By using the collaborative filter we achieved a 7.7% improvement over the non-personalized baseline. So, that demonstrates that by using user similarity it does improve prediction accuracy even on a small dataset.

8.4 Limitations

  • Small and sparse data: With only 16 users and 6 movies, similarity estimates are based on very few co-rated items, making them inherently noisy.

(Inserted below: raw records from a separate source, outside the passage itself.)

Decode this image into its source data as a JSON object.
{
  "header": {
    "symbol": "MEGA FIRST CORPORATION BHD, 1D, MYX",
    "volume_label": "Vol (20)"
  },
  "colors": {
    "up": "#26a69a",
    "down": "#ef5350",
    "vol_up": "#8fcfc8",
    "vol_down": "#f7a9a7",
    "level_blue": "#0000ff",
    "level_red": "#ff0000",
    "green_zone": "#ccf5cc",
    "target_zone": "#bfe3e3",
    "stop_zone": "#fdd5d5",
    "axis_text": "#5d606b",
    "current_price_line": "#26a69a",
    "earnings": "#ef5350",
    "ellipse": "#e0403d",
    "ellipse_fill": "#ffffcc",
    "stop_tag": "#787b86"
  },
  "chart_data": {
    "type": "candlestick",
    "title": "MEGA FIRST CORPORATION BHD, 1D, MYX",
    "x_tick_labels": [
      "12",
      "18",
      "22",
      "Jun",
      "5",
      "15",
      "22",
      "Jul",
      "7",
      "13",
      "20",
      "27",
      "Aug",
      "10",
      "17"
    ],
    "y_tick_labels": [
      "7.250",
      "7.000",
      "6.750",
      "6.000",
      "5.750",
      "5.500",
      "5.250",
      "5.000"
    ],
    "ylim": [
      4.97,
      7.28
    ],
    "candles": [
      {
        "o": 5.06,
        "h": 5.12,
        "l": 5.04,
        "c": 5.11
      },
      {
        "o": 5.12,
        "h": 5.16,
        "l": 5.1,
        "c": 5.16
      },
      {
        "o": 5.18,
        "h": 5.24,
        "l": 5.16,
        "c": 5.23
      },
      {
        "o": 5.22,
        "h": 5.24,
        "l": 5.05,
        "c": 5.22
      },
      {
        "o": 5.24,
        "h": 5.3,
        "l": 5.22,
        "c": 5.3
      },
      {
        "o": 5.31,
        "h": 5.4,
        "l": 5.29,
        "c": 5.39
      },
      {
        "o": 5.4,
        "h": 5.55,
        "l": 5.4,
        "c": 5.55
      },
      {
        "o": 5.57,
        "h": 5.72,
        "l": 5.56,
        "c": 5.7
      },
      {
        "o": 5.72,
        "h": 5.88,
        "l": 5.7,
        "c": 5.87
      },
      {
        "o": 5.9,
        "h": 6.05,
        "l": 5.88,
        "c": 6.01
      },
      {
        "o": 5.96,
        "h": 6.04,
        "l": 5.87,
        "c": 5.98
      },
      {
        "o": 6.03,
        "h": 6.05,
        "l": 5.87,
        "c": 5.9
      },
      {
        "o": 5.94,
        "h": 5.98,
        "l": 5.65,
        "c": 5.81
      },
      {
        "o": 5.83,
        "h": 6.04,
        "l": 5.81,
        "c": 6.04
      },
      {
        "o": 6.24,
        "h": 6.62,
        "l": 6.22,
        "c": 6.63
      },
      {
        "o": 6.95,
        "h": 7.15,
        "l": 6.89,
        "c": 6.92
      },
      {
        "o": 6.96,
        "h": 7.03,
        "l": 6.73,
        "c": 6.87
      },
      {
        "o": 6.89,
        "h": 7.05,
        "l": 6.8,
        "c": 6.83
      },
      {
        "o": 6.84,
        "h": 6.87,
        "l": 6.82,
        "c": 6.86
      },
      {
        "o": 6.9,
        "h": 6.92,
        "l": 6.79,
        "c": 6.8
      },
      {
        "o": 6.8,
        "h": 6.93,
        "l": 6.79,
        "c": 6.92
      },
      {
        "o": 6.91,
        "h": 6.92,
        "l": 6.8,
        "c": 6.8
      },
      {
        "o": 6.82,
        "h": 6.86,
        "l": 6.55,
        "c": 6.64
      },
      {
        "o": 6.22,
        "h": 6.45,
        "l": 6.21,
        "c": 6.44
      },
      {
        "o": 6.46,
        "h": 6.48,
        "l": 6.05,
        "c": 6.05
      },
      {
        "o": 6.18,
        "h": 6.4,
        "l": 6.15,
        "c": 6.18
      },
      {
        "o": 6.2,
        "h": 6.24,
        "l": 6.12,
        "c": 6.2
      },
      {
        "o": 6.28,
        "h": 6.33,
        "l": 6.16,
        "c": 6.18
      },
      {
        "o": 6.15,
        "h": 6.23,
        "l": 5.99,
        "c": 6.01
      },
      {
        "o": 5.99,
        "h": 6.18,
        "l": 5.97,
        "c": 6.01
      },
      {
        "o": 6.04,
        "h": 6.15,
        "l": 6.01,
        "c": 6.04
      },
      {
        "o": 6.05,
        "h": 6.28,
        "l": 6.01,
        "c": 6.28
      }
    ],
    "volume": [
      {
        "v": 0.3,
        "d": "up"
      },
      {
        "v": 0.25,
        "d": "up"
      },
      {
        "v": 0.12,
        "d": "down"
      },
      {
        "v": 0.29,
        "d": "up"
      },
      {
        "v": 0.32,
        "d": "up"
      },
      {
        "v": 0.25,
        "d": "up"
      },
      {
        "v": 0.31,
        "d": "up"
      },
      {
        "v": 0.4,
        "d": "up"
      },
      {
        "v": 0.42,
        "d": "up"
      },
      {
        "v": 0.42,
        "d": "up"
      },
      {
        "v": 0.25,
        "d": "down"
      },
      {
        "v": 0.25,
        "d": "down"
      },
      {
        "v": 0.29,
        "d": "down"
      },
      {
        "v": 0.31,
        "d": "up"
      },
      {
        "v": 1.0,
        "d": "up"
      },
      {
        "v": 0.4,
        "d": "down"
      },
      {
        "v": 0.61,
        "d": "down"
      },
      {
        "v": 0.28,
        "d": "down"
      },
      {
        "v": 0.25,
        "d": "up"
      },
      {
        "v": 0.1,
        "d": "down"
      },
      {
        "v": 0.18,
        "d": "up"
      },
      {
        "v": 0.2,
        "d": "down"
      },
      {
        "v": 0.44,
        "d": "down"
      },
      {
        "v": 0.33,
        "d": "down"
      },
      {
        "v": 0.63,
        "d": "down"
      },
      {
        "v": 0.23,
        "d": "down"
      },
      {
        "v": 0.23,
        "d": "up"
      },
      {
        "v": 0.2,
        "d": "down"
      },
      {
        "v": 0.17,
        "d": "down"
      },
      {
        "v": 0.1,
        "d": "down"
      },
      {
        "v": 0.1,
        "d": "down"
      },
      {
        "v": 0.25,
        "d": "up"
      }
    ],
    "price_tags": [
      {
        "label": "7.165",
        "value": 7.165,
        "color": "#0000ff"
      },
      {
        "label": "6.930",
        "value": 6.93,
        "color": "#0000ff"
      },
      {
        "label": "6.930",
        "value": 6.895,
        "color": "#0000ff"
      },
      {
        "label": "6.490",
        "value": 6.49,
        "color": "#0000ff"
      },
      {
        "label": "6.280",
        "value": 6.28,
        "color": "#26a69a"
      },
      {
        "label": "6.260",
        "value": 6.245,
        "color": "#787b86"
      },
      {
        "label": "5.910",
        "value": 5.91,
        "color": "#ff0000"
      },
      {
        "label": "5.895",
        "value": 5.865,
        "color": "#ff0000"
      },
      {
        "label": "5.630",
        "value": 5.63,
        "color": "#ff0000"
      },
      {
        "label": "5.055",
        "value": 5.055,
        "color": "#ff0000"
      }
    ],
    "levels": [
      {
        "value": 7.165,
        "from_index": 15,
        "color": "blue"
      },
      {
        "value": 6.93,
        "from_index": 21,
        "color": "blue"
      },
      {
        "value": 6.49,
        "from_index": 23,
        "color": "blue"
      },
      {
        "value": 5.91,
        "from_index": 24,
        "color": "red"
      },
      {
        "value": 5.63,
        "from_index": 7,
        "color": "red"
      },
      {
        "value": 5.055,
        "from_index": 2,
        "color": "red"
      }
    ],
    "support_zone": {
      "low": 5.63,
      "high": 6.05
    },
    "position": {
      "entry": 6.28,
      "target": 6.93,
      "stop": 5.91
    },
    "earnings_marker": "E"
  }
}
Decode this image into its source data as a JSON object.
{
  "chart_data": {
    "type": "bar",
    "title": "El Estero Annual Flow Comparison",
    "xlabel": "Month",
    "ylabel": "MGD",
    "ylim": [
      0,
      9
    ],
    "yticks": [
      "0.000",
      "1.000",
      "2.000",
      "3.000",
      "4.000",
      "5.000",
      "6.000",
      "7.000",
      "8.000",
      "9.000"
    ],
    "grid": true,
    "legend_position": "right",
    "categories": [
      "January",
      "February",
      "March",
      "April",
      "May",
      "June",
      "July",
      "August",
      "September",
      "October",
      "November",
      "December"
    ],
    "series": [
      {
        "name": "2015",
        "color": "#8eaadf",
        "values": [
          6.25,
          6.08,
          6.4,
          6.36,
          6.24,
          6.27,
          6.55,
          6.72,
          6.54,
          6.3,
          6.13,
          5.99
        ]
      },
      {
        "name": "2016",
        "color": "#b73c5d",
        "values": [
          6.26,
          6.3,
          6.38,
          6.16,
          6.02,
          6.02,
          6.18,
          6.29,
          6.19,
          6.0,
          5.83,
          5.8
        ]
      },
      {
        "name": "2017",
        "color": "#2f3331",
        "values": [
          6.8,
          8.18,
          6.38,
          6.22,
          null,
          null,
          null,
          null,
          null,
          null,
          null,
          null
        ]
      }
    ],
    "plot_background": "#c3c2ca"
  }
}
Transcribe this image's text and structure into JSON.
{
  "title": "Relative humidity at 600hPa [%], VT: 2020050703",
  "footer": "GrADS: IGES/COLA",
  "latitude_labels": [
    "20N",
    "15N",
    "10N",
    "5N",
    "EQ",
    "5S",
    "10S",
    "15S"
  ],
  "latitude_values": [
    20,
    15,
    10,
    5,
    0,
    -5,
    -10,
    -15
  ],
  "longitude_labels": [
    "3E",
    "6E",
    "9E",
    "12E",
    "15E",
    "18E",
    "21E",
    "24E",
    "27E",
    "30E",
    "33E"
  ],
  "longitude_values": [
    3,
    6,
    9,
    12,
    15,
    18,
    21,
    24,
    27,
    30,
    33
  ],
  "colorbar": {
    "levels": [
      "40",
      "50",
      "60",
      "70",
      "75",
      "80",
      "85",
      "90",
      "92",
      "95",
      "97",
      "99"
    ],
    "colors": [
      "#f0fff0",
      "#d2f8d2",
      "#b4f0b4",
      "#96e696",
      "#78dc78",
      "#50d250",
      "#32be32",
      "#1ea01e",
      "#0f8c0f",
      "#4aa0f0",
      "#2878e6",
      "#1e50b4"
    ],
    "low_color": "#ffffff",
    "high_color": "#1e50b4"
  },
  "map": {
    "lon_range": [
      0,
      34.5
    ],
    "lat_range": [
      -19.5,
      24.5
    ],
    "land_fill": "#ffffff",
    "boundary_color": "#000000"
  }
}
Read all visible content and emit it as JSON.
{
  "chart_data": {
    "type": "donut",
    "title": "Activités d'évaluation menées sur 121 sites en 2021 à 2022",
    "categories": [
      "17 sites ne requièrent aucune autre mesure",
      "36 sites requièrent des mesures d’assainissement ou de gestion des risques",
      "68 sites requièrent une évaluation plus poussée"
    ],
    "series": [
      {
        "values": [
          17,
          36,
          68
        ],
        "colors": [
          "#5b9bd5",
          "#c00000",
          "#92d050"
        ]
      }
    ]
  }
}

  • Out-of-range predictions: The model can predict ratings outside the 1–5 scale (e.g., Dieudonne’s predicted 6.0 for JungleBook). Clamping predictions to the valid range would address this.
  • Cold-start users: Critics like Burton and Nathan with very few ratings cannot be effectively scored by collaborative filtering and we have to lean on the baseline fallback.